In Colorado in November, voters will have the opportunity to approve Amendment X, a ballot initiative that would change the state’s legal definition of industrial hemp. This change is being proposed in anticipation of federal legislation to legalize hemp farming nationally.
Currently, the state defines industrial hemp as cannabis that contains no more than 0.3 percent THC as measured in dry weight. If the measure passes, the state will take this definition out of its constitution and place in statute, making it easier to change later if necessary. The state’s definition will also change to whatever the federal definition is. This move anticipates that the federal definition may allow a higher THC content. If Colorado does not make the change, it could hobble its industrial hemp production by holding it to a more restrictive standard than that available to other states.
As State Senator Steve Fenberg put it in a tweet: “The change will take the definition out of the constitution and put it into statute. The Feds are likely about to declassify hemp and potentially make the % THC definition higher than what we current have. If they do that, our farmers would be at a disadvantage.”
Currently, Colorado is a leader in industrial hemp production, with hundreds of licensed producers putting thousands of outdoor acres and millions of indoor square feet under cultivation. There are an estimated 25,000 uses for hemp seed, fiber, and oil.

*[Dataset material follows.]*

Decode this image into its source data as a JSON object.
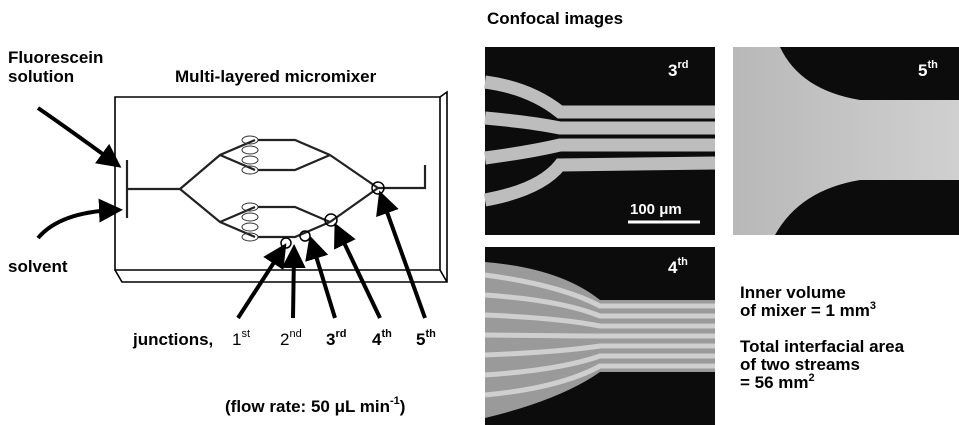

These include CBD, fuel, food for animals and humans, building and packaging material (including in uses like those of carbon fiber), fibers for clothing and other textiles, and, of course, rope. Colorado’s climate is well-suited to hemp production, and its already well-developed cultivation programs have attracted the attention of foreign investors.
Enter the Feds
Hemp’s economic promise has not escaped the notice of lawmakers in Washington, D.C. Senate Majority Leader Mitch McConnell, a Republican from Kentucky, another state with a strong industrial hemp market, is leading an effort to allow for more industrial hemp production in the United States. He is seeking to add provisions to the 2018 Farm Bill to legalize industrial hemp farming nationally. In tweets, he is quoted as saying:
It’s no secret I’m particularly excited about the parts of the Senate-passed bill that concern industrial #hemp. American consumers have been buying hemp products for decades. The crop’s proven its usefulness. It’s past time that we build on the work we began with the pilot program in the 2014 Farm Bill and unleash farmers in #Kentucky and across the country to grow #hemp right here at home–with proper oversight–so they can capitalize on this multi-billion dollar market.
He also said that “I think the confusion with its more controversial cousin has largely been eliminated.” The powerful senator’s support for industrial hemp legalization increases the likelihood that his provisions of this year’s farm bill will survive the legislative process. In a move to appease opponents of legalization, which include Attorney General Jeff Sessions, McConnell added a provision to the legislation that would forbid those with felony drug convictions from working in the hemp industry. While this measure has been criticized for its failure to address the injustice of disparate enforcement of drug laws, McConnell may have correctly estimated what steps needed to be taken to ensure that industrial hemp becomes legal to grow anywhere in the United States.